Dans la filière des volailles de chair, le label rouge et le logo tricolore sont des informations qui favorisent les achats de nombreux consommateurs dans les grandes surfaces. Mais le recul du pouvoir d’achat des ménages et les achats de la restauration collective réduisent les débouchés de la montée en gamme, ce qui nous vaut ces observations de Jean-Michel Schaeffer, président de l’Interprofession de la volaille de chair :
« D’un côté, les filières font face à une pression pour réaliser leur montée en gamme et satisfaire ainsi les attentes des citoyens en matière de bien-être animal et de naturalité. De l’autre, elles observent une augmentation de la consommation de poulet standard, le poulet du quotidien, alors que celle du poulet label rouge ou bio stagne, voire diminue depuis deux ans. En résumé, on nous demande de produire de plus en plus des poulets que l’on vend de moins en moins. Pour regagner de la souveraineté, il y a trois axes prioritaires: mener des actions visant à réduire les importations à l’échelle européenne, favoriser le développement de la production de poulet standard en France, et assurer une traçabilité de l’ensemble des produits commercialisés en France et en Europe ».

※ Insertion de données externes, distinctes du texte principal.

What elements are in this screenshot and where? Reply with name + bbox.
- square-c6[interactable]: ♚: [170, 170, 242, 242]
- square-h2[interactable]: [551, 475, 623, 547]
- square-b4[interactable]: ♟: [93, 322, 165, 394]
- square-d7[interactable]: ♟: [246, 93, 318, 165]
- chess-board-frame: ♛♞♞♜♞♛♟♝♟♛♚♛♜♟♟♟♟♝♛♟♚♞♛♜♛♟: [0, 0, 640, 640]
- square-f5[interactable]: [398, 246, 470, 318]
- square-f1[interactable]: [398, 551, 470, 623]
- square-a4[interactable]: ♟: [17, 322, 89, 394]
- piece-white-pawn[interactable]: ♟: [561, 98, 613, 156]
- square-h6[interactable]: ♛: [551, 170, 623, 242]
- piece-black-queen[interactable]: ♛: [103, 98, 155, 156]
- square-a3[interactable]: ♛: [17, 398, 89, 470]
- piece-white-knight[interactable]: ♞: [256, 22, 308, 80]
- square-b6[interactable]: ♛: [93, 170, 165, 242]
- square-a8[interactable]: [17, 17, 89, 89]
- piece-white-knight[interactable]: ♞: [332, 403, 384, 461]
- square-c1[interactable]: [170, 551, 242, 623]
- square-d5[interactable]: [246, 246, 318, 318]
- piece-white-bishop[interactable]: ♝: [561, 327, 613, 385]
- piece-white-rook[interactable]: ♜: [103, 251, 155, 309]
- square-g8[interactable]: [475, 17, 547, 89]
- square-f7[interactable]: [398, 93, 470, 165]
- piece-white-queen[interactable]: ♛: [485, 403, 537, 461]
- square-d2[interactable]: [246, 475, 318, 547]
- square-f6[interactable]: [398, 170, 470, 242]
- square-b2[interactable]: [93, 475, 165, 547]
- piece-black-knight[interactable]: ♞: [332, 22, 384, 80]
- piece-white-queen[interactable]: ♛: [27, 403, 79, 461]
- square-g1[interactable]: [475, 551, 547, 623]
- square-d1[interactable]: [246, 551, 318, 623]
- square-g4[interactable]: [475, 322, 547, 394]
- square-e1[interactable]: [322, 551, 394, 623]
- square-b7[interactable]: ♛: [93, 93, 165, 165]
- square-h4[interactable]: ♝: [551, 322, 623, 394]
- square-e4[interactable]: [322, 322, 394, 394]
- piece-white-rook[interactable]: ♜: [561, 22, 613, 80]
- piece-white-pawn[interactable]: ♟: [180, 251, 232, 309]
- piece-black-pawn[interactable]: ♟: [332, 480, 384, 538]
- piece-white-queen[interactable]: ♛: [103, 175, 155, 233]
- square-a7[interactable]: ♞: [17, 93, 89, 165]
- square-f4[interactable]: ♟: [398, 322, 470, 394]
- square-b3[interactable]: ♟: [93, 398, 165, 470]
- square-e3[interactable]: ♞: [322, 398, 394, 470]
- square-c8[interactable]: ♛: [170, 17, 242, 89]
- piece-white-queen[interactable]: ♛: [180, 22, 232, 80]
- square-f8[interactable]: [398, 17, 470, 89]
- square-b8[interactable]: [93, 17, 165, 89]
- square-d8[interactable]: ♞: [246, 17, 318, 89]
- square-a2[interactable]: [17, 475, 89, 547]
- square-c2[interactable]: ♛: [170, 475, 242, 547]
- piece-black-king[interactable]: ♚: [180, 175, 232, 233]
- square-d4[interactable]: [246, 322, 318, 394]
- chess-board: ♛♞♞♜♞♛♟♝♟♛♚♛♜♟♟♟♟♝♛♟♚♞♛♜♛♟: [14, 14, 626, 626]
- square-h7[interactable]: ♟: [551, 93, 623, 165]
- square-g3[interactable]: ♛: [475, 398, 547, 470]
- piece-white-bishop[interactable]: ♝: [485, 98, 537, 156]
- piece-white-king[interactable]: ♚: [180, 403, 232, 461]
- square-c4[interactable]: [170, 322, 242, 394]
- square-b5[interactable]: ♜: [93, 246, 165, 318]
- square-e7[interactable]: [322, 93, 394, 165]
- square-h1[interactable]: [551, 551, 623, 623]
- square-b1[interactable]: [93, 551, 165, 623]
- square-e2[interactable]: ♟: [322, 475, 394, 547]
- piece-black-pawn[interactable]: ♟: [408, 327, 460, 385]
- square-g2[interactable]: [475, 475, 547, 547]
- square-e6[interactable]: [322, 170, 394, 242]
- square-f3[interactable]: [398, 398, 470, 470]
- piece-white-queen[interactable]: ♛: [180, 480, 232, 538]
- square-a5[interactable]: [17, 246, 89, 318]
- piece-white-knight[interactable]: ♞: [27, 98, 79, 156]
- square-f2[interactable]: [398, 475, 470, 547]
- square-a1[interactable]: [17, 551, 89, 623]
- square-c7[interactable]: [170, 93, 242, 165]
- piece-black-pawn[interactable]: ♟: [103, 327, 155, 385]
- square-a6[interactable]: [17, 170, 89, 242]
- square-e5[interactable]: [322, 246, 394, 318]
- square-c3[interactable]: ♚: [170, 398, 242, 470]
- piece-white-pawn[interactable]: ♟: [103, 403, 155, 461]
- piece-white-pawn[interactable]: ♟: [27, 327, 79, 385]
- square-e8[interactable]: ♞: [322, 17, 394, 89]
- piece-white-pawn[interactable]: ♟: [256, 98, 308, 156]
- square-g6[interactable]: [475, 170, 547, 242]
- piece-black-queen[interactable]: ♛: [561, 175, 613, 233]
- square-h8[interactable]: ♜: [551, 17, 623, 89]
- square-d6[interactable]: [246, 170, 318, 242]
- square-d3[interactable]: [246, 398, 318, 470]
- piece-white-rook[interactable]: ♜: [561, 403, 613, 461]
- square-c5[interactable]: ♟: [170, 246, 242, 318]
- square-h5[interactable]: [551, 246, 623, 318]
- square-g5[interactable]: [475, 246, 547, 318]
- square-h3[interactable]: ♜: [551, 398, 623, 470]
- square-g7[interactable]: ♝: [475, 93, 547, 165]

Les contradictions de la politique agricole en Europe
Mais, en France comme dans l’Europe des 27 pays membres de l’Union, les importations annuelles de 200.000 tonnes de poulet bon marché en provenance des élevages industriels de l’Ukraine sont venues s’ajouter aux 500.000 tonnes annuelles importées des gros élevages du Brésil et aux 150.000 tonnes importées de Thaïlande. Et en même temps, une majorité de députés européens au parlement de Strasbourg a voté le 12 mars un texte qui limite la taille des élevages de porcs et de volailles en Europe. Concrètement, selon la Coopération agricole, le texte voté ce jour-là « impacte les élevages porcins dès 120 truies avec engraissement alors qu’un élevage français compte en moyenne 250 ». La Coopération agricole ajoute que « l’élevage avicole se retrouve également en difficulté avec un seuil divisé par deux en poules pondeuses qu’il soit en production biologique ou conventionnelle ».
La taille moyenne d’un élevage de poulet en Ukraine est cinquante fois supérieure à celle de même élevage en France et désormais plus de 50% des poulets consommés en France sont des produits importés des pays tiers. Compte tenu de cette réalité, légiférer pour limiter la taille des élevages dans les 27 pays membres de l’Union européenne revient à favoriser les importations en provenance de ces pays avec un bilan carbone très élevé compte tenu des longs transports avec le maintien de la chaîne du froid.
Comme le montre « l’Humanité » de ce 19 mars en pages 12 et 13, ces importations favorisent la déforestation en Amazonie et ailleurs pour cultiver le maïs et le soja qui nourrissent ces volailles destinées aux consommateurs des pays membres de l’Union européenne ; ce qui accélère aussi le réchauffement climatique en cours.